Только в Адене Салима поняла, как сильно они с Генрихом связаны. Как глубока и сильна их любовь. Если в Кисимбани она могла считать часы, когда он заключит ее в объятия; если в Каменном городе она хотя бы знала, что он рядом — пусть и в доме напротив, — то в Адене она отчетливо ощутила пустоту — ей невероятно его не хватало. Ночами ее тело мучительно тосковало по его объятьям, как будто каждая клеточка его страдала от иссушающей жажды и голода. А днями она отчаянно жаждала, как манны небесной, услышать его голос, услышать его смех — но вынуждена была довольствоваться воспоминаниями. Это было больше, чем страсть. Без Генриха даже в самой маленькой радости, в каждом миге счастья не было полноты ощущений, всегда была трещина, заполненная тоской. И все же с ней была небольшая частичка Генриха — их сын.

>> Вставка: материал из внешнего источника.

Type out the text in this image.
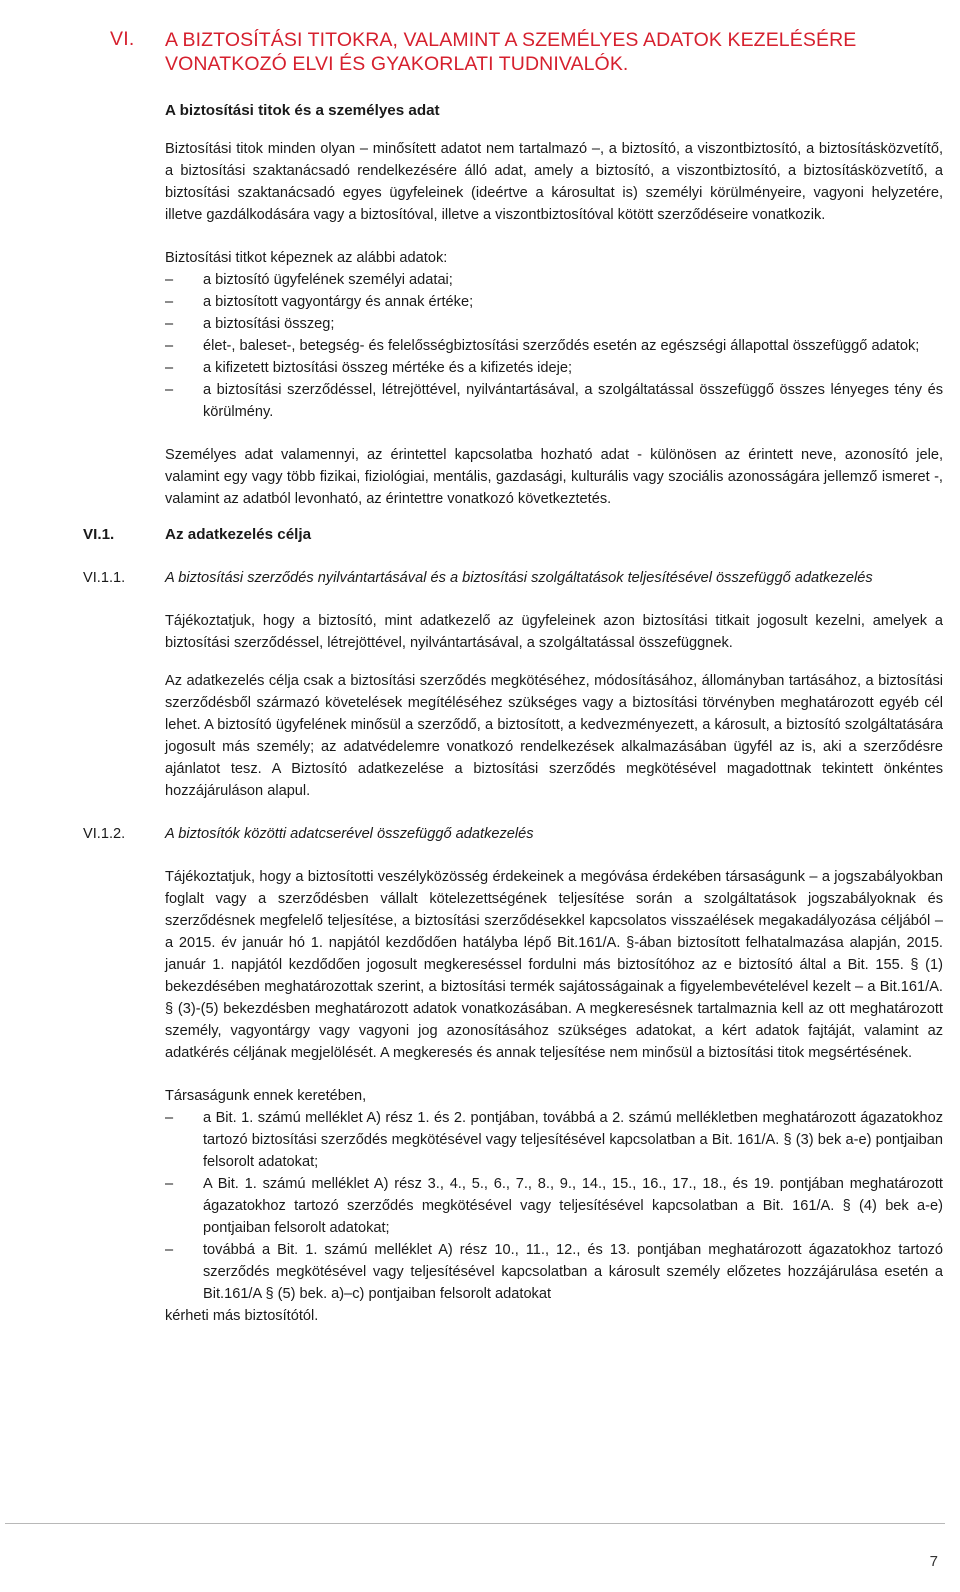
VI. A BIZTOSÍTÁSI TITOKRA, VALAMINT A SZEMÉLYES ADATOK KEZELÉSÉRE VONATKOZÓ ELVI ÉS GYAKORLATI TUDNIVALÓK.
A biztosítási titok és a személyes adat

Biztosítási titok minden olyan – minősített adatot nem tartalmazó –, a biztosító, a viszontbiztosító, a biztosításközvetítő, a biztosítási szaktanácsadó rendelkezésére álló adat, amely a biztosító, a viszontbiztosító, a biztosításközvetítő, a biztosítási szaktanácsadó egyes ügyfeleinek (ideértve a károsultat is) személyi körülményeire, vagyoni helyzetére, illetve gazdálkodására vagy a biztosítóval, illetve a viszontbiztosítóval kötött szerződéseire vonatkozik.

Biztosítási titkot képeznek az alábbi adatok:

– a biztosító ügyfelének személyi adatai;
– a biztosított vagyontárgy és annak értéke;
– a biztosítási összeg;
– élet-, baleset-, betegség- és felelősségbiztosítási szerződés esetén az egészségi állapottal összefüggő adatok;
– a kifizetett biztosítási összeg mértéke és a kifizetés ideje;
– a biztosítási szerződéssel, létrejöttével, nyilvántartásával, a szolgáltatással összefüggő összes lényeges tény és körülmény.

Személyes adat valamennyi, az érintettel kapcsolatba hozható adat - különösen az érintett neve, azonosító jele, valamint egy vagy több fizikai, fiziológiai, mentális, gazdasági, kulturális vagy szociális azonosságára jellemző ismeret -, valamint az adatból levonható, az érintettre vonatkozó következtetés.

VI.1.	Az adatkezelés célja
VI.1.1.	A biztosítási szerződés nyilvántartásával és a biztosítási szolgáltatások teljesítésével összefüggő adatkezelés

Tájékoztatjuk, hogy a biztosító, mint adatkezelő az ügyfeleinek azon biztosítási titkait jogosult kezelni, amelyek a biztosítási szerződéssel, létrejöttével, nyilvántartásával, a szolgáltatással összefüggnek.

Az adatkezelés célja csak a biztosítási szerződés megkötéséhez, módosításához, állományban tartásához, a biztosítási szerződésből származó követelések megítéléséhez szükséges vagy a biztosítási törvényben meghatározott egyéb cél lehet. A biztosító ügyfelének minősül a szerződő, a biztosított, a kedvezményezett, a károsult, a biztosító szolgáltatására jogosult más személy; az adatvédelemre vonatkozó rendelkezések alkalmazásában ügyfél az is, aki a szerződésre ajánlatot tesz. A Biztosító adatkezelése a biztosítási szerződés megkötésével magadottnak tekintett önkéntes hozzájáruláson alapul.

VI.1.2.	A biztosítók közötti adatcserével összefüggő adatkezelés

Tájékoztatjuk, hogy a biztosítotti veszélyközösség érdekeinek a megóvása érdekében társaságunk – a jogszabályokban foglalt vagy a szerződésben vállalt kötelezettségének teljesítése során a szolgáltatások jogszabályoknak és szerződésnek megfelelő teljesítése, a biztosítási szerződésekkel kapcsolatos visszaélések megakadályozása céljából – a 2015. év január hó 1. napjától kezdődően hatályba lépő Bit.161/A. §-ában biztosított felhatalmazása alapján, 2015. január 1. napjától kezdődően jogosult megkereséssel fordulni más biztosítóhoz az e biztosító által a Bit. 155. § (1) bekezdésében meghatározottak szerint, a biztosítási termék sajátosságainak a figyelembevételével kezelt – a Bit.161/A. § (3)-(5) bekezdésben meghatározott adatok vonatkozásában. A megkeresésnek tartalmaznia kell az ott meghatározott személy, vagyontárgy vagy vagyoni jog azonosításához szükséges adatokat, a kért adatok fajtáját, valamint az adatkérés céljának megjelölését. A megkeresés és annak teljesítése nem minősül a biztosítási titok megsértésének.

Társaságunk ennek keretében,

– a Bit. 1. számú melléklet A) rész 1. és 2. pontjában, továbbá a 2. számú mellékletben meghatározott ágazatokhoz tartozó biztosítási szerződés megkötésével vagy teljesítésével kapcsolatban a Bit. 161/A. § (3) bek a-e) pontjaiban felsorolt adatokat;
– A Bit. 1. számú melléklet A) rész 3., 4., 5., 6., 7., 8., 9., 14., 15., 16., 17., 18., és 19. pontjában meghatározott ágazatokhoz tartozó szerződés megkötésével vagy teljesítésével kapcsolatban a Bit. 161/A. § (4) bek a-e) pontjaiban felsorolt adatokat;
– továbbá a Bit. 1. számú melléklet A) rész 10., 11., 12., és 13. pontjában meghatározott ágazatokhoz tartozó szerződés megkötésével vagy teljesítésével kapcsolatban a károsult személy előzetes hozzájárulása esetén a Bit.161/A § (5) bek. a)–c) pontjaiban felsorolt adatokat

kérheti más biztosítótól.

7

На Занзибаре новорожденного сразу после появления на свет обмыли бы теплой водой и посыпали бы приятно пахнущим порошком; надели бы на него рубашечку и туго запеленали бы, оставив свободной только головку; и освобождали бы из этого кокона дважды в день, чтобы искупать и поменять пеленки, и это длилось бы сорок дней — все это делается для хорошей осанки. В течение этого срока младенца могут видеть только мать с отцом, кормилица и доверенные рабыни, может быть, еще близкие подруги молодой матери. На сороковой день этот своеобразный бандаж сняли бы, старший евнух побрил бы головку младенца наголо, и его обрядили бы в шелковую рубашечку и шапочку из расшитой золотой нитью ткани.

Не так дело обстояло с сыном Салимы. Частью оттого, что Тереса не хотела ничего знать о подобных суевериях и заверила молодую мать, что младенец и без этого бандажа не вырастет кривым или горбатым; частью оттого, что Салима сама была преисполнена твердой решимости избавляться от старых занзибарских предрассудков везде, где только можно.

Не было устроено для ее сына и церемонии, коей в гареме отмечался большой шаг в развитии ребенка: когда младенцы уже могут сидеть самостоятельно, их усаживают в коляску, устланную покрывалами и подушками, и обсыпают воздушной кукурузой и серебряными монетками, чтобы остальная детвора могла полакомиться и собрать эти монетки.

Ее сын в марте все еще не имел имени и не был крещен.

По воскресеньям, после утренней мессы, из церкви, возведенной только три года назад и освященной вот уже как два года, в дом четы Масиас приходил англичанин, капеллан англиканской церкви, и почти все, чему училась Салима у Тересы — по части религии, — приказывал ей забыть. Ведь Масиасы были католиками, а капеллан Лумминс должен был ее крестить, правда, он очень уважал эту испанскую чету, но об их вере отзывался не слишком хорошо.

Салима была его прилежной воскресной ученицей, несмотря на то, что многое в Священном Писании она считала жестоким и брутальным и непонятным. Но эта вера была верой Генриха и верой, в которой должен воспитываться ее сын, и она желала принять эту же веру.

В крестильной чаше христианской церкви Адена капеллан Лумминс первого апреля 1867 года в присутствии крестных родителей Тересы и Бонавентуры Масиас крестил сына Генриха Рюте и принцессы Салме бинт-Саид, родившегося в Адене седьмого декабря 1866 года, и нарек его именем Генрих.